Yan Cap-sa segera berkata:
"Pertarungan kalian berlangsung seimbang, tak ada yang menang tak ada pula yang kalah, sekarang tiba giliranku untuk melakukan pertempuran!"
Hee-ho Seng tertawa dingin, sinar matanya menyapu sekejap sekeliling tempat itu, mendadak paras mukanya berubah, bahkan kali ini berubah jauh lebih pucat dari keadaan semula.
Rupanya secara tiba-tiba ia menemukan bahwa ia telah kehilangan seseorang.
Bocah itu sudah tergeletak di tanah, tampaknya di totok jalan darahnya oleh orang, sedang Si Ko-jin lenyap tak berbekas.
Sekali tendang Hee-ho Seng membebaskan jalan darah bocah itu, kemudian bentaknya:
"Siapa yang melancarkan serangan kepadamu?"

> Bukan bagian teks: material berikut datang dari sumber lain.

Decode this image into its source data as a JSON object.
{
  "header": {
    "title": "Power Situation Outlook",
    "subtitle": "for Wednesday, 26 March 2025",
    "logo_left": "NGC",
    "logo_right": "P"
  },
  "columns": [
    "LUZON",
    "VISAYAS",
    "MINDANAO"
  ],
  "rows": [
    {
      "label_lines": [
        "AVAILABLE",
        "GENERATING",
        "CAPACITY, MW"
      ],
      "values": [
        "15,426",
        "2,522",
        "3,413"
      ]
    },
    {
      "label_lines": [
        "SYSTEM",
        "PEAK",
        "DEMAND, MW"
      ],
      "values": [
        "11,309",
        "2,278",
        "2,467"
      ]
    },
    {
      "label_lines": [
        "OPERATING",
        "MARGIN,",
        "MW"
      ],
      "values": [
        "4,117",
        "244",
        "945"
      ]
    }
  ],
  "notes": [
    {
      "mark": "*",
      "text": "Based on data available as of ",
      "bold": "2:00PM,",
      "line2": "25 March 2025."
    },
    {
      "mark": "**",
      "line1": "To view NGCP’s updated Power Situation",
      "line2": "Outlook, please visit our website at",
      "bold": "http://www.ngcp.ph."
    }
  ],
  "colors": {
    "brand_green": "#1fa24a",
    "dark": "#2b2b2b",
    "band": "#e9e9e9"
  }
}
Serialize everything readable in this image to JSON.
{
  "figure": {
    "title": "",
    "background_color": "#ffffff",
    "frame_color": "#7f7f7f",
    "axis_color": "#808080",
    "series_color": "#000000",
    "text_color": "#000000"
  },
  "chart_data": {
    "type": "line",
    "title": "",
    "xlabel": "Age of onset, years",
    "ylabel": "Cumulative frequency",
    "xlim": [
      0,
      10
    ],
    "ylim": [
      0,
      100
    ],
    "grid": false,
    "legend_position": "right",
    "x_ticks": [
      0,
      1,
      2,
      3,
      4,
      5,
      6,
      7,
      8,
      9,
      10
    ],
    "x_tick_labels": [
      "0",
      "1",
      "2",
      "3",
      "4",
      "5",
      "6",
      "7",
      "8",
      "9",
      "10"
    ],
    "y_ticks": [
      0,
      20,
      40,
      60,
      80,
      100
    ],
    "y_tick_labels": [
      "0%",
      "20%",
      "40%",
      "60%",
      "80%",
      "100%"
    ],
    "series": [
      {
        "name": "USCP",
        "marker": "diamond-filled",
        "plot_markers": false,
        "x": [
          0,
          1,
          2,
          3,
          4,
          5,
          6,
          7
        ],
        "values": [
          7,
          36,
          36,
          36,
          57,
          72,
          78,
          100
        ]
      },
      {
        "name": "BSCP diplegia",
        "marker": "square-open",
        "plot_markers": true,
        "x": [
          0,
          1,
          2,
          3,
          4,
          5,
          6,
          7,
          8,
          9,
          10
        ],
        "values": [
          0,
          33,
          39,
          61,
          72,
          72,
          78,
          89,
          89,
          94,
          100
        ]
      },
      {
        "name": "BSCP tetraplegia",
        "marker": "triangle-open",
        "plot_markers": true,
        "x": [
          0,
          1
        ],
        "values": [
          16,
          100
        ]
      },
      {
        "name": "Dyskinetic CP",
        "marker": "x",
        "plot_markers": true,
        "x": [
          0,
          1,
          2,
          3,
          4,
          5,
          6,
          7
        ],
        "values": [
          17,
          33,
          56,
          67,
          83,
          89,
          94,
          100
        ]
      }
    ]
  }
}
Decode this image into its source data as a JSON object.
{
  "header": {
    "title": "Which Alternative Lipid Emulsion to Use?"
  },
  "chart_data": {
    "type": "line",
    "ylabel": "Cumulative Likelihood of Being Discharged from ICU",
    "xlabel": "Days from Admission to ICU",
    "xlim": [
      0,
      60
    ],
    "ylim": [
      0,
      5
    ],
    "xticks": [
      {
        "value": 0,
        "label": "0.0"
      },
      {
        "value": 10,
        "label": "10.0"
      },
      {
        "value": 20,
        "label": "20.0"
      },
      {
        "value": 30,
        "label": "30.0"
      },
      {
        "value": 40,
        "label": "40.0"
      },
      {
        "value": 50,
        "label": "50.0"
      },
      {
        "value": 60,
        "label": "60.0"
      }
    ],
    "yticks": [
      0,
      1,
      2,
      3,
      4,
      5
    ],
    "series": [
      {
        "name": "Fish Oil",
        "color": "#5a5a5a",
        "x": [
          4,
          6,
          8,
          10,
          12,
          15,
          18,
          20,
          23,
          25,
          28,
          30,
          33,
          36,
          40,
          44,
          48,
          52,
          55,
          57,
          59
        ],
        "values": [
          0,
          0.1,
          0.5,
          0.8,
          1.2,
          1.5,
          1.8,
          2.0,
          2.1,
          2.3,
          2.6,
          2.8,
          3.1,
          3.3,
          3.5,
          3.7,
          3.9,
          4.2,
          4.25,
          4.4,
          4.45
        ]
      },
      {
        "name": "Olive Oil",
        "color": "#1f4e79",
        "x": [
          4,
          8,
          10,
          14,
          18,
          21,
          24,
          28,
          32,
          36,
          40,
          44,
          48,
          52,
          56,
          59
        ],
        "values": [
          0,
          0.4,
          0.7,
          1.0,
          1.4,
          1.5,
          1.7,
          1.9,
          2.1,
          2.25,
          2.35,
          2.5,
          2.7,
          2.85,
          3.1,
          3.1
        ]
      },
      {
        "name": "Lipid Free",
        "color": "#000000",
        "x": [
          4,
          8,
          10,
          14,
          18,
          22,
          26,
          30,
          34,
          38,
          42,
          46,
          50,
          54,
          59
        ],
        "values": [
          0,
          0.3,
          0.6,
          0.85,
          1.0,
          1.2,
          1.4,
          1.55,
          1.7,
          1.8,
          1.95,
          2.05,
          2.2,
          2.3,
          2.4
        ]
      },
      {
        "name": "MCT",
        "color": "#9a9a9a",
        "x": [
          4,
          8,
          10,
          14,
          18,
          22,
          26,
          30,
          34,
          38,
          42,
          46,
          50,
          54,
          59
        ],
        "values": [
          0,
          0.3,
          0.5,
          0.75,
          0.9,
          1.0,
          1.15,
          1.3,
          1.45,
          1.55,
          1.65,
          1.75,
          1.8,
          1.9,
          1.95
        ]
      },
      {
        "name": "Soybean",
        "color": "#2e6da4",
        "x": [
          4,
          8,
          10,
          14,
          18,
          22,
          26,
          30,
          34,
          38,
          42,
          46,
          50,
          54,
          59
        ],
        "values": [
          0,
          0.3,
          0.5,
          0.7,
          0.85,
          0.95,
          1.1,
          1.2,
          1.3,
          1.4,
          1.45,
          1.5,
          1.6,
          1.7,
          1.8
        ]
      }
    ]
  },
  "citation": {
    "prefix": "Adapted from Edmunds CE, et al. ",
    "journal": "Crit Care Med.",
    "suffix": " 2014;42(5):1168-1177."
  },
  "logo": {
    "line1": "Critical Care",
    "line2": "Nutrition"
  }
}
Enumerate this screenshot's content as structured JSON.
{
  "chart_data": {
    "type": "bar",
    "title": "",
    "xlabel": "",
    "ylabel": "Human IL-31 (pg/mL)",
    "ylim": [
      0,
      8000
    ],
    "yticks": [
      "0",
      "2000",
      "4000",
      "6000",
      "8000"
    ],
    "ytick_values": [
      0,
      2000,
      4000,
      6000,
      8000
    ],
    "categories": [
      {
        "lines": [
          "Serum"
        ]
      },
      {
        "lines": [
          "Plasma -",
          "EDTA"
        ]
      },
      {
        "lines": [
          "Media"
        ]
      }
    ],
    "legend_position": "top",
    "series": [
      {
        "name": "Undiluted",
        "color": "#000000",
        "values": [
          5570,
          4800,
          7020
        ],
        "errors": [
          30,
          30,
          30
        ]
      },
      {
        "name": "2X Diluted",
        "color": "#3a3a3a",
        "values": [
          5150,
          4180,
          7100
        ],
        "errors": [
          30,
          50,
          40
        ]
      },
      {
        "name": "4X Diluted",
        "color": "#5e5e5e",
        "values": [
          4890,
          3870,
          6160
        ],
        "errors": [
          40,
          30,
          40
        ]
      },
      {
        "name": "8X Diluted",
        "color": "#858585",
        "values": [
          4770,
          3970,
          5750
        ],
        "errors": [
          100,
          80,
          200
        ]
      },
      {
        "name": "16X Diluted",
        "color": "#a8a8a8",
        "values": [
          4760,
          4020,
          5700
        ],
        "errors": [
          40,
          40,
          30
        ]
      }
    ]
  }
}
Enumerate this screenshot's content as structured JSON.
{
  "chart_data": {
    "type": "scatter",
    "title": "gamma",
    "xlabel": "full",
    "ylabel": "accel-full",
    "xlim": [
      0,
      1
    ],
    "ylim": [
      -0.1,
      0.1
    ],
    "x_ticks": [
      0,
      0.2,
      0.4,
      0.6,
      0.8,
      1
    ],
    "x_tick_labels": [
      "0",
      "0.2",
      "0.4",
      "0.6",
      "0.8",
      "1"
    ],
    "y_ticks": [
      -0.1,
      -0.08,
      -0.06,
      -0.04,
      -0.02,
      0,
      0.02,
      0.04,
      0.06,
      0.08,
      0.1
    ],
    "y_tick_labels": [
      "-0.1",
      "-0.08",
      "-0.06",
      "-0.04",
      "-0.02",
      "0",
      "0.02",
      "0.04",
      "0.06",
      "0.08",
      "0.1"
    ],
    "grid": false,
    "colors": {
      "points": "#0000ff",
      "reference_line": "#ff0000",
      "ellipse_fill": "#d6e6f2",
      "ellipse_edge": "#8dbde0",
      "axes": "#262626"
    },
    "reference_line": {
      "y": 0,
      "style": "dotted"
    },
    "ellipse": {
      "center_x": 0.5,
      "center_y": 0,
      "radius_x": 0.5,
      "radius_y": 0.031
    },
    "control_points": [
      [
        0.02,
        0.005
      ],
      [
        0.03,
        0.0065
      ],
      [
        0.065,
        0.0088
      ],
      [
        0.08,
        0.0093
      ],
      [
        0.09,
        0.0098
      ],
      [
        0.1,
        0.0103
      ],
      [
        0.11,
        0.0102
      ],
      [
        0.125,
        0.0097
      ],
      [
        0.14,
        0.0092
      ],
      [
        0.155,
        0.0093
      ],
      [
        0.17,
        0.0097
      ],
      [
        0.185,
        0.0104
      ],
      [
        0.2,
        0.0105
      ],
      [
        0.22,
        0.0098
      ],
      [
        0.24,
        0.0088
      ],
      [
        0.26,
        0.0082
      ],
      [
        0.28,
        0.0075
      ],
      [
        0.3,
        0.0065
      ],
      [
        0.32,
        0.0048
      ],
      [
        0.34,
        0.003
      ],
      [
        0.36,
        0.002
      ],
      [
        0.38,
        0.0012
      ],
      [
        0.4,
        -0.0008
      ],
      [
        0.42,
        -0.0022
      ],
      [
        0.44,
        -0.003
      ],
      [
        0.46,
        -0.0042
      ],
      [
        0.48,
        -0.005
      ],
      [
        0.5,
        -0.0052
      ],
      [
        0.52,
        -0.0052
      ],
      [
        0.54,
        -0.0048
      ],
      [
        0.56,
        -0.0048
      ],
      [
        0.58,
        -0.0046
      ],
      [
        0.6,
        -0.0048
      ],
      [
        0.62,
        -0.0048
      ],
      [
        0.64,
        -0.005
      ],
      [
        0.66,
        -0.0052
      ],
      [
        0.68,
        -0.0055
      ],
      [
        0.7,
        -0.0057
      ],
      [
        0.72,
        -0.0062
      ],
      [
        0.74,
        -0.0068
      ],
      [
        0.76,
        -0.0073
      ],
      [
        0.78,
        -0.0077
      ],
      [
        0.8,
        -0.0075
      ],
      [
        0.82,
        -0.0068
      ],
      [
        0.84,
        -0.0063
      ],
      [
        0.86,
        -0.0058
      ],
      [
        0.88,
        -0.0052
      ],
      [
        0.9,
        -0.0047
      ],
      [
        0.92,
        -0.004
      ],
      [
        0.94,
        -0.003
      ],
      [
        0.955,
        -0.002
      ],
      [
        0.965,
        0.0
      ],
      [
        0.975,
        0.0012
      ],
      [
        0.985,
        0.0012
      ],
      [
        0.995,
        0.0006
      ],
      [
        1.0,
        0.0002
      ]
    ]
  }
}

"Nyo....nyonya.....!" jawab bocah itu dengan wajah memucat.
"Dan nyonya?"
"Nyonya sudah kabur!"
ooo)O(ooo
Bocah itu masih duduk sambil menangis, Hee-ho Seng telah melakukan pengejaran sedang Yan Cap-sa maupun si burung gagak tidak menghalangi kepergiannya.
Bila binimu secara tiba-tiba melarikan diri, bagaimana perasaanmu waktu itu? Rupanya mereka dapat memahami perasaan orang.
Cuma, ada satu hal yang tak pernah mereka duga, bahkan mimpipun tak pernah menduganya. Seorang istri yang begitu lembut, begitu halus, begitu cantik dan memuji suaminya sendiri ternyata sudah kabur dikala suaminya sedang beradu jiwa dengan orang lain.
Sepintas lalu mereka menyerupai sepasang sejoli yang hidup harmonis, yang lelaki ganteng sedang yang perempuan cantik jelita, malah Yan Cap-sa pun merasa kagum.
Tapi, mengapa ia kabur?
Tiba-tiba Yan Cap-sa merasakan suatu kesedihan yang sukar dilukiskan dengan kata-kata, tentu saja bukan sedih lantaran dirinya, lebih-lebih tak mungkin bersedih hati karena toa-sauya itu.
Ia bersedih hati untuk umat manusia di dunia ini.
Siapa yang menduga bahwa banyak kejadian yang tak berkenan di hati, banyak kejadian yang tak berbahagia, tidak menyenangkan seringkali bersembunyi dibalik kebahagiaan dan kegembiraan.
Ya, siapa yang menduga?
ooo)O(ooo
Bocah yang duduk menangis di tanah telah pergi, seorang bocah lain yang lebih kecil muncul sambil tertawa riang.
Larinya tidak terlampau cepat, tetapi sekejap mata telah berada di hadapan Yan Cap-sa serta si burung gagak.
Paling banter umurnya cuma tujuh delapan tahun.
Seorang bocah yang baru berumur tujuh delapan tahun, ternyata memiliki ilmu meringankan tubuh sedemikian hebatnya, siapa yang akan percaya kalau kejadian ini adalah suatu kenyataan?
Tapi Yan Cap-sa dan si burung gagak mau tak mau harus mempercayainya, karena mereka menyaksikan kejadian tersebut dengan mata kepala sendiri.
Bocah itu sedang memandang ke arah mereka sambil tertawa, manis nian tertawanya.
Di waktu-waktu biasa, si burung gagak tidak begitu suka dengan anak kecil.
Ia selalu beranggapan bahwa bocah cilik ibaratnya seekor kucing kecil atau anjing cilik, lelaki manapun yang melihatnya akan menyingkir sejauh-jauhnya.
Tapi kali ini dia tidak pergi, malah sebaliknya bertanya:
"Siapa namamu?"
"Aku bernama Siau Tau-yan (si memuakkan)"
"Tapi kau tidak kelihatan memuakkan, kenapa orang memanggilmu si memuakkan?"
"Kau sendiri seorang manusia, kenapa orang memanggilmu si burung gagak?" bocah itu balik bertanya.
Si burung gagak ingin tertawa, tapi ia tak mampu tertawa.
Bukankah burung gagakpun merupakan jenis burung yang paling memuakkan?
"Kau tahu kalau dia bernama burung gagak?" tanya Yan Cap-sa.
"Hmmm......pertanyaan yang berlebihan!", tukas si memuakkan.